HA DAYIBAŞI, HA TAŞERON
Büyük, paralı, iktidarlara yakın müteahhitler devletten ihale ile veya doğrudan “yol, köprü, okul, hastane gibi” yapmak üzere iş alır. Fakat işi kendi yapmaz. Paranın bir kısmını cebine atar. Kalan para ile işi yapması için başka birine “TAŞERONA” devreder. Yıllardır uygulandığı için bunu herkes bilir.
Hükümet 2003 yılında “4857 sayılı iş kanunu” ile “Yasada ismi ALT İŞVEREN” TAŞERONLUK SİSTEMİNİ getirdi. TAŞERONLUK SİSTEMİ tarımda uygulanan DAYIBAŞILIK SİSTEMİNİN yasal hale getirilmiş halidir.
DAYI BAŞI veya TAŞERON, aldıkları para “ODUN KESİCİSİNE , HIH” diyenin istediği, aldığı paradır.
DAYIBAŞILIK NEDİR?
Kırsal kesimde yaşayanlar, köylüler, çiftçiler çok iyi bilir. Çok uzun yıllardan bu yana tarım işçiliği “amelelikte” uygulanan bir yöntemdir. Doğu ve güney doğu bölgesinde büyük toprak sahiplerinin “KÖY, TOPRAK AĞALARI” arazilerinde çalışanlara “YARICI veya MARABA” denir.

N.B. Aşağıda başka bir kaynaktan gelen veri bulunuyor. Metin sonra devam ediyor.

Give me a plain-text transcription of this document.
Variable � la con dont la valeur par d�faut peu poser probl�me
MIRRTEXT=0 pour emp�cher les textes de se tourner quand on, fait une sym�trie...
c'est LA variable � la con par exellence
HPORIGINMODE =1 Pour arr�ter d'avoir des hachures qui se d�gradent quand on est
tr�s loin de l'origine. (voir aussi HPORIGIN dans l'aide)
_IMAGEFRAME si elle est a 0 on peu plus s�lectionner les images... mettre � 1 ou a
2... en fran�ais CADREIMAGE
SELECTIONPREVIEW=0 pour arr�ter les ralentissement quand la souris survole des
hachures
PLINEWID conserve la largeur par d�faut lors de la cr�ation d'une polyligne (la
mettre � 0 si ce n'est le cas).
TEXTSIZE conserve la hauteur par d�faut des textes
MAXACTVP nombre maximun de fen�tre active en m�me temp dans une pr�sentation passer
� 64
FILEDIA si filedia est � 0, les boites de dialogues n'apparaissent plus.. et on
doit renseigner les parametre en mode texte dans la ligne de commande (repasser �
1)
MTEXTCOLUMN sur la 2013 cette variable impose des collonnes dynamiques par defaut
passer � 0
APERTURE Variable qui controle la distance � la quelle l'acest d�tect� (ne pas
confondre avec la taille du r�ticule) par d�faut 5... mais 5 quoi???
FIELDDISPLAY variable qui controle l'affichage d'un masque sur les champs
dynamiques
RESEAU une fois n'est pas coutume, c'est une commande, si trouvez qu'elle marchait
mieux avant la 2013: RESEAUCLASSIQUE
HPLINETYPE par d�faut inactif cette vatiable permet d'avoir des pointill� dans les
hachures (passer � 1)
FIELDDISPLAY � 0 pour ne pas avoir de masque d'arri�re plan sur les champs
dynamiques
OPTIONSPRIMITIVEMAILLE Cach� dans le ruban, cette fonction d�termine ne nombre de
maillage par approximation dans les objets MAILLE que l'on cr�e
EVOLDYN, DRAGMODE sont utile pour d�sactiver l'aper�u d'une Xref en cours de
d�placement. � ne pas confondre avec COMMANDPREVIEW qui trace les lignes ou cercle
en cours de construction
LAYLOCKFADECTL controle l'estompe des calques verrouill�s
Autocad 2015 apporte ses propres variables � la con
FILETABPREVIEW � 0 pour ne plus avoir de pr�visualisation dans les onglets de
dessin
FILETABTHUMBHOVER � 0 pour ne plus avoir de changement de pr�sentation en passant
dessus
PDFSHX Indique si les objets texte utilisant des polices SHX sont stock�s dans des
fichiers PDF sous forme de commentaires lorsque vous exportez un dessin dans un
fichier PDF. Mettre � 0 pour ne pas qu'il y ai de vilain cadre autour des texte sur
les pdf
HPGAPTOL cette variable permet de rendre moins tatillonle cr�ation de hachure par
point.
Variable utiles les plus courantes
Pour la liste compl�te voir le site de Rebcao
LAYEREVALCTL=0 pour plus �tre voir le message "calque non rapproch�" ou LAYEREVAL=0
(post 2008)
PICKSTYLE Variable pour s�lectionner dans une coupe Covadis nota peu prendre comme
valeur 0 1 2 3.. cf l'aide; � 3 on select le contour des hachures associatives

Ülkemizde diğer bölgelerde büyük toprak sahipleri olsa da “AĞALIK, YARICI, MARABA” uygulaması yoktur. Büyük çitliklerde bazen yanaşmalar, kahyalar olsa da “AMELE” çalıştırırlar.

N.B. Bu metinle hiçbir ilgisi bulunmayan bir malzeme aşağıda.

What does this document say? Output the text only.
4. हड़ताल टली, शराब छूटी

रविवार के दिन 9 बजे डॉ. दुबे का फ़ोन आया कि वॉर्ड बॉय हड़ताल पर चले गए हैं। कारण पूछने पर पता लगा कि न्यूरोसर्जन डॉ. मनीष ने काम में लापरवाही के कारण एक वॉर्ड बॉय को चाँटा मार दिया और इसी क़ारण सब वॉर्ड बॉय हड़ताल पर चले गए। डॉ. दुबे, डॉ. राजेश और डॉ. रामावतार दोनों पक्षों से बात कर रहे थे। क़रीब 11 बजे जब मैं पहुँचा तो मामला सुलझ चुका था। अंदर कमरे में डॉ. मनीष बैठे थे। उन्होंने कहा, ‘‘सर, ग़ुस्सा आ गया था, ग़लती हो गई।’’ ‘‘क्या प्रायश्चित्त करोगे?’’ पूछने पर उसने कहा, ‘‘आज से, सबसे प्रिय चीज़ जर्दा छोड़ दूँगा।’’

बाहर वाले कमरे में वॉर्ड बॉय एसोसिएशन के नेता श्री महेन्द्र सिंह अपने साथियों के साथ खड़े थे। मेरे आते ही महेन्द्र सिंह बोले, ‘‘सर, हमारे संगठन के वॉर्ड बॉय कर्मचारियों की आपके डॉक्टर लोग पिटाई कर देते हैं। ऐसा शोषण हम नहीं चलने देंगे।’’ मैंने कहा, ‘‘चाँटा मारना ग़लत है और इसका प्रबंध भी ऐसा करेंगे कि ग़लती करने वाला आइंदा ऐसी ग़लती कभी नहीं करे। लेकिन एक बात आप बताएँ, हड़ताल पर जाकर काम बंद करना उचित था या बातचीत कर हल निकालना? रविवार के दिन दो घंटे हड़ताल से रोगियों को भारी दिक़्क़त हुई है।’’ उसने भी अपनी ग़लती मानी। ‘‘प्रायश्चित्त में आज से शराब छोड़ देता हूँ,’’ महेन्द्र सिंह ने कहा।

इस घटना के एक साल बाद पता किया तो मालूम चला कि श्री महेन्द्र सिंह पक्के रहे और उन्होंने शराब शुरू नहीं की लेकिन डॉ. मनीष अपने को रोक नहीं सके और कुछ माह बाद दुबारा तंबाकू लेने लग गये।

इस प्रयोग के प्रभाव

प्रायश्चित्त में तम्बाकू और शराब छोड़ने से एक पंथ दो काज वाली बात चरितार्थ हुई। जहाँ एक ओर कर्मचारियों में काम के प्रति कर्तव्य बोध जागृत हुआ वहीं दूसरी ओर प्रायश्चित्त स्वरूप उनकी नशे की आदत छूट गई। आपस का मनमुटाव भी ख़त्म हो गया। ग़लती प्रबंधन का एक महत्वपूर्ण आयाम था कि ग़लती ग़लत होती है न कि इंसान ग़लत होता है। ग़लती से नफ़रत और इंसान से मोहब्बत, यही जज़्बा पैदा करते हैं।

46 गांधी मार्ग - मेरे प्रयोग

EGE de tarım ürünleri tütün, pamuk, zeytin, tahıldır. İş nisan ayında tütün ekimi ile başlar, ardından tütün ve pamuk çapası, orak, tütün kırma, ardından pamuk toplama, o bitince zeytin toplama işi vardır. Bu nedenle çalışma mevsimi daha uzun sürer. Çalışanlar daha fazla kazanır. Artık tütün ekimi, çapası, pamuk çapası ve toplama işleri makine ile yapılıyor. İnsan iş gücüne artık çok ihtiyaç yok.
KARADENİZ de fındık ve çay, ÇUKUROVA da pamuk, narenciye işi vardır.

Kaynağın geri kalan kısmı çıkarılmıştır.